Rylann, freshman, competed against students from all across the state to make the All State Choir this year. She performed in Louisville at the Kentucky Center for the Arts on Thursday, February 9th, in conjunction with the KMEA Conference.

“This is the second year Rylann has competed at All State,” Superintendent Robby Asberry said. He invited her up to speak, and tell about her experience at the conference. “At All State, it’s a really positive environment,” Rylann said. “All these talented people together with this renowned conductor. It’s just a really fun time.”

Adalyn, senior, won First Place in Painting, Division 2, at the National Beta State Convention this year in Lexington, on January 16th, for her acrylic self-portrait. She is now eligible for the National Beta Competition held in June. “It was the first self-portrait I’ve ever done,” Adalyn said.

HCHS Art Teacher, Greg Tate, spoke to the Board about Adalyn’s achievement. “She had painted another piece that she was going to enter, and Addie’s strong point is her portraits. They’re out of this world. We talked a little bit before the contest and about what could push it over the top. Last year she had earned third place doing a portrait of someone else, so we talked about her doing a portrait of herself. This was a picture someone else had taken of her. She painted it in two and a half days. This girl is so talented.”

Superintendent’s Closing Statement

“I felt like those two presentations and ones we’ve had before show that we have a lot of great things going on in our district,” Asberry said. “I have an outstanding administrative team here at central office and all of our buildings’ administration. It’s a team effort. I can’t take any credit on any of these things by myself.”

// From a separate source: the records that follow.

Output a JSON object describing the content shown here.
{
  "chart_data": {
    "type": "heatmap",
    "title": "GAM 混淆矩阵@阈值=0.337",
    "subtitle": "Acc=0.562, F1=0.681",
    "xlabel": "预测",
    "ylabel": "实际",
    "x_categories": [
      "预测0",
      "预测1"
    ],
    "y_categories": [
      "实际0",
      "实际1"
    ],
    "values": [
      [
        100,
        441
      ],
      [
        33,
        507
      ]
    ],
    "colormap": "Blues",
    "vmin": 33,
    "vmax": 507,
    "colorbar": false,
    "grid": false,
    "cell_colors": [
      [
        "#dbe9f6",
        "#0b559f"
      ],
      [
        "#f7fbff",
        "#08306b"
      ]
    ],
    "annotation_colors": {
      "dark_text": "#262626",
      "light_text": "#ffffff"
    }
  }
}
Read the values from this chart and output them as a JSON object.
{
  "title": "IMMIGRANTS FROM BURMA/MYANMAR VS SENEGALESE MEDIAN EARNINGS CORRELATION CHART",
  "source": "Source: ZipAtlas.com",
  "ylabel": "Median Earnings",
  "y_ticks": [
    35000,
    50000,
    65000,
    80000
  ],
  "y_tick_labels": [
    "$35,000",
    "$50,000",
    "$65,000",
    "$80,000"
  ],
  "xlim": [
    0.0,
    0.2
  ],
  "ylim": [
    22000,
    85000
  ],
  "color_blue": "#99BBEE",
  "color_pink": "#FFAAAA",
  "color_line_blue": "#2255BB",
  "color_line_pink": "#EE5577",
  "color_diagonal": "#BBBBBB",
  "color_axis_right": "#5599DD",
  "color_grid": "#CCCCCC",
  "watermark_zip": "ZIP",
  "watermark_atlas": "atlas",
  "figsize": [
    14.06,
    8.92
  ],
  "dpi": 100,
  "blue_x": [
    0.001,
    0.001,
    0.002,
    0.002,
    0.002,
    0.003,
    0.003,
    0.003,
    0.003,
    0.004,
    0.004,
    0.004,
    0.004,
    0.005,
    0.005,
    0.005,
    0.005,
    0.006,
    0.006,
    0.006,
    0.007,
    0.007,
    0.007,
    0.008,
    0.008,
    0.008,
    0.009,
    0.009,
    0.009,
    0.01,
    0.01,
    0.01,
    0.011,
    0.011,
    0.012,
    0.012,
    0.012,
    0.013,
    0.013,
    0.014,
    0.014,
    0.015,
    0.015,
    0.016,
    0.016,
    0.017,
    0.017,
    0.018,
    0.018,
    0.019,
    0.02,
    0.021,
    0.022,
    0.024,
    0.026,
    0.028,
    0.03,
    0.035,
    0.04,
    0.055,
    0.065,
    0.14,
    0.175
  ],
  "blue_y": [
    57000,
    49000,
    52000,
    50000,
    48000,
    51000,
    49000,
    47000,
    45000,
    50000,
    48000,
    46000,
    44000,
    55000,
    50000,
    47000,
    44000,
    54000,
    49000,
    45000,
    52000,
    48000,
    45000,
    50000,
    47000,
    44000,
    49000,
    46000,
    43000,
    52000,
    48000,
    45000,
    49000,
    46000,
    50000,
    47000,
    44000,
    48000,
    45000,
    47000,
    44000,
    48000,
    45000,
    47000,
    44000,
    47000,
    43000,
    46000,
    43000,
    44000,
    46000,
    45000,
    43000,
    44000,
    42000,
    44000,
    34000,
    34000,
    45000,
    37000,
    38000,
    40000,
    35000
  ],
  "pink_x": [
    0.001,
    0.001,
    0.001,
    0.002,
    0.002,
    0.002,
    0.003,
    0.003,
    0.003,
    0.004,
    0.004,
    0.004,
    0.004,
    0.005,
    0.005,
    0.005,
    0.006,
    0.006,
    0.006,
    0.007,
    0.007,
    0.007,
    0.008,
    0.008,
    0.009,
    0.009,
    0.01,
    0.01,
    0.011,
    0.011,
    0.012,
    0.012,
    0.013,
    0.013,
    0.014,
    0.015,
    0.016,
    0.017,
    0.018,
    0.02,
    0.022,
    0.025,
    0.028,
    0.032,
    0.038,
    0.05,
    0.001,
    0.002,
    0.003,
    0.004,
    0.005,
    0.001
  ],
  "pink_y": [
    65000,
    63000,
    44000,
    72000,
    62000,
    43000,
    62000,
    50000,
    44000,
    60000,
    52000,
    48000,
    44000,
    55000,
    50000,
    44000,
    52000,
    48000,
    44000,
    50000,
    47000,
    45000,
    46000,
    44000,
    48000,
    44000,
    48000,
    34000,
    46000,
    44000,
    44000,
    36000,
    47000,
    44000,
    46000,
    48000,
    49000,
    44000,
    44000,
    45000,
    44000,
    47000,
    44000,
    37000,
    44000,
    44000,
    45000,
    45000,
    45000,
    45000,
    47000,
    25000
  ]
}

He listed many achievements they are proud of: “We’ve implemented a new social studies curriculum K-12, improved reading proficiency with new reading curriculums K-5 & 9-12, helped elementary teachers to be trained in Orton-Gillingham and LETRS, which we’re almost at 100%, we’ve improved reading proficiency adding tier one and tier three reading programs, we’ve provided reading interventions for all students K-5 at 30 percentile and below, we’ll be implementing a new science curriculum this year, we have a top 30 school district overall, top 30 high school district, and top 25 middle school district. And, everything else that was said tonight and the last time the middle school and South (Hancock) presented. You have a lot of things going on and, obviously, student achievement and instruction is at the forefront of what we strive for every day.

As we saw with some of the videos tonight, I feel like the culture is really good right now in the district, because we feel like we’re all a part of the same team and we’re all going toward the same goal. I feel like you can tell that when you talk to the teachers.

We communicate expectations and goals during all of our opening day speeches and emails and everything that we’ve put out, conducted multiple media interviews, continued to maintain school safety and scheduled updates, we’ve established visibility in the schools of the community, we’ve recognized multiple recognitions of student success to the board members, and helped fill-in jobs during staff shortages. All-in-all, I feel like our instruction is going right where we need it to go, and I feel the same way about our culture.”

Last Day of School Change

The Board approved an amendment for the 2022-2023 School Calendar. “Last day of school will be Friday, May 19th,” Asberry stated. “Graduation will be that night at 6 p.m.”

Treasurer’s Report

Kara Eckles, Board Treasurer and Director of Finance, reported: “We had receipts of $1,444,492, expenses of $1,268,951, and that balance, at the end of the month, at $7,144,030.